Efficient tokenizer adaptation (Purason et al., 2025) introduced continued BPE training for vocabulary extension and leaf-based frequency pruning for vocabulary reduction. Their experiments across 70 languages and four model families demonstrated that continued BPE training yields up to 9.6% higher compression than naive extension while producing zero unreachable tokens, and that leaf-based pruning permits removing up to 62.5% of vocabulary without downstream degradation. We adopt both methods directly.

10. Summary

The Georgian language faces a structural disadvantage across three dimensions: encoding cost, data availability, and generation capability. Our six-phase plan addresses each dimension through a sequence of interventions that independently improve the situation and collectively transform it. Tokenizer adaptation through leaf-based pruning and continued BPE training reduces the tokenization cost of Georgian by approximately 69%. Large-scale data acquisition expands the available corpus by a factor of five. A translation pipeline exploiting the existing strength of LLMs in the Georgian-to-English direction creates a competent Georgian generator without requiring one to exist first. And constrained synthetic data generation through translation scales the corpus by another order of magnitude without the quality degradation associated with unconstrained generation.
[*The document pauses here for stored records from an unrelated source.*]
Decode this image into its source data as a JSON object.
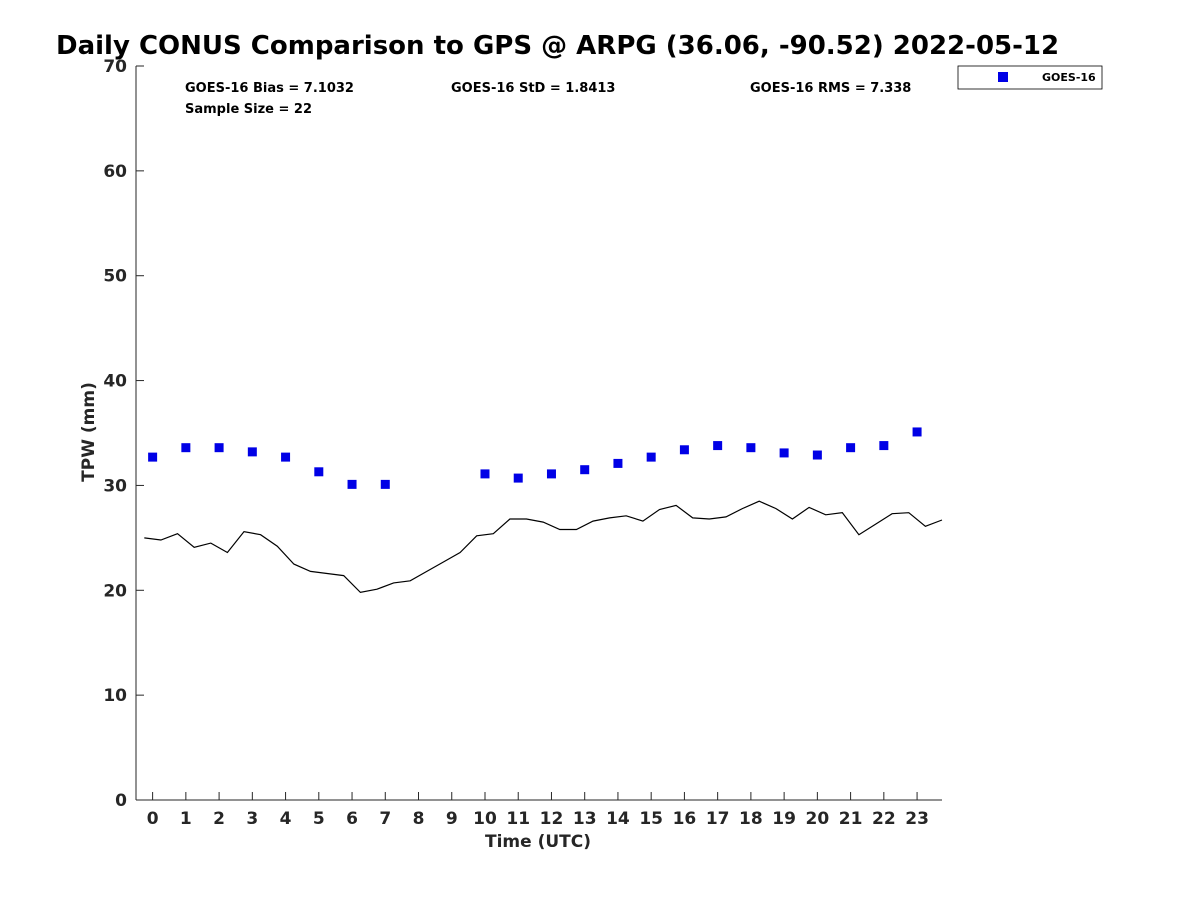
{
  "chart_data": {
    "type": "scatter",
    "title": "Daily CONUS Comparison to GPS @ ARPG (36.06, -90.52) 2022-05-12",
    "xlabel": "Time (UTC)",
    "ylabel": "TPW (mm)",
    "xlim": [
      -0.5,
      23.75
    ],
    "ylim": [
      0,
      70
    ],
    "xticks": [
      0,
      1,
      2,
      3,
      4,
      5,
      6,
      7,
      8,
      9,
      10,
      11,
      12,
      13,
      14,
      15,
      16,
      17,
      18,
      19,
      20,
      21,
      22,
      23
    ],
    "yticks": [
      0,
      10,
      20,
      30,
      40,
      50,
      60,
      70
    ],
    "grid": false,
    "legend_position": "outside-top-right",
    "stats": [
      {
        "text": "GOES-16 Bias = 7.1032"
      },
      {
        "text": "GOES-16 StD = 1.8413"
      },
      {
        "text": "GOES-16 RMS = 7.338"
      },
      {
        "text": "Sample Size = 22"
      }
    ],
    "series": [
      {
        "name": "GOES-16",
        "kind": "scatter",
        "marker": "square",
        "color": "#0000e6",
        "x": [
          0,
          1,
          2,
          3,
          4,
          5,
          6,
          7,
          10,
          11,
          12,
          13,
          14,
          15,
          16,
          17,
          18,
          19,
          20,
          21,
          22,
          23
        ],
        "y": [
          32.7,
          33.6,
          33.6,
          33.2,
          32.7,
          31.3,
          30.1,
          30.1,
          31.1,
          30.7,
          31.1,
          31.5,
          32.1,
          32.7,
          33.4,
          33.8,
          33.6,
          33.1,
          32.9,
          33.6,
          33.8,
          35.1
        ]
      },
      {
        "kind": "line",
        "color": "#000000",
        "x": [
          -0.25,
          0.25,
          0.75,
          1.25,
          1.75,
          2.25,
          2.75,
          3.25,
          3.75,
          4.25,
          4.75,
          5.25,
          5.75,
          6.25,
          6.75,
          7.25,
          7.75,
          8.25,
          8.75,
          9.25,
          9.75,
          10.25,
          10.75,
          11.25,
          11.75,
          12.25,
          12.75,
          13.25,
          13.75,
          14.25,
          14.75,
          15.25,
          15.75,
          16.25,
          16.75,
          17.25,
          17.75,
          18.25,
          18.75,
          19.25,
          19.75,
          20.25,
          20.75,
          21.25,
          21.75,
          22.25,
          22.75,
          23.25,
          23.75
        ],
        "y": [
          25.0,
          24.8,
          25.4,
          24.1,
          24.5,
          23.6,
          25.6,
          25.3,
          24.2,
          22.5,
          21.8,
          21.6,
          21.4,
          19.8,
          20.1,
          20.7,
          20.9,
          21.8,
          22.7,
          23.6,
          25.2,
          25.4,
          26.8,
          26.8,
          26.5,
          25.8,
          25.8,
          26.6,
          26.9,
          27.1,
          26.6,
          27.7,
          28.1,
          26.9,
          26.8,
          27.0,
          27.8,
          28.5,
          27.8,
          26.8,
          27.9,
          27.2,
          27.4,
          25.3,
          26.3,
          27.3,
          27.4,
          26.1,
          26.7
        ]
      }
    ]
  }
}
The end result is a path from two billion words of web-crawled Georgian and a tokenizer that fragments every word into six tokens, to over sixty billion words of diverse Georgian text and a tokenizer that processes the language at close to English-level efficiency — built on the efficient, open-source Qwen 3.5-2B architecture.

References

Gee, L., Zugarini, A., Rigutini, L., & Torroni, P. (2022). Fast vocabulary transfer for language model compression. EMNLP Industry Track.

Purason, T., Chizhov, P., Yamshchikov, I. P., & Fishel, M. (2025). Teaching old tokenizers new words: Efficient tokenizer adaptation for pre-trained models. arXiv:2512.03989.

Qwen Team. (2026). Qwen3.5: Towards native multimodal agents. https://qwen.ai/blog?id=qwen3.5

Remy, F., Delobelle, P., Avetisyan, H., Khabibullina, A., de Lhoneux, M., & Demeester, T. (2024). Trans-tokenization and cross-lingual vocabulary transfers: Language adaptation of LLMs for low-resource NLP. COLM 2024.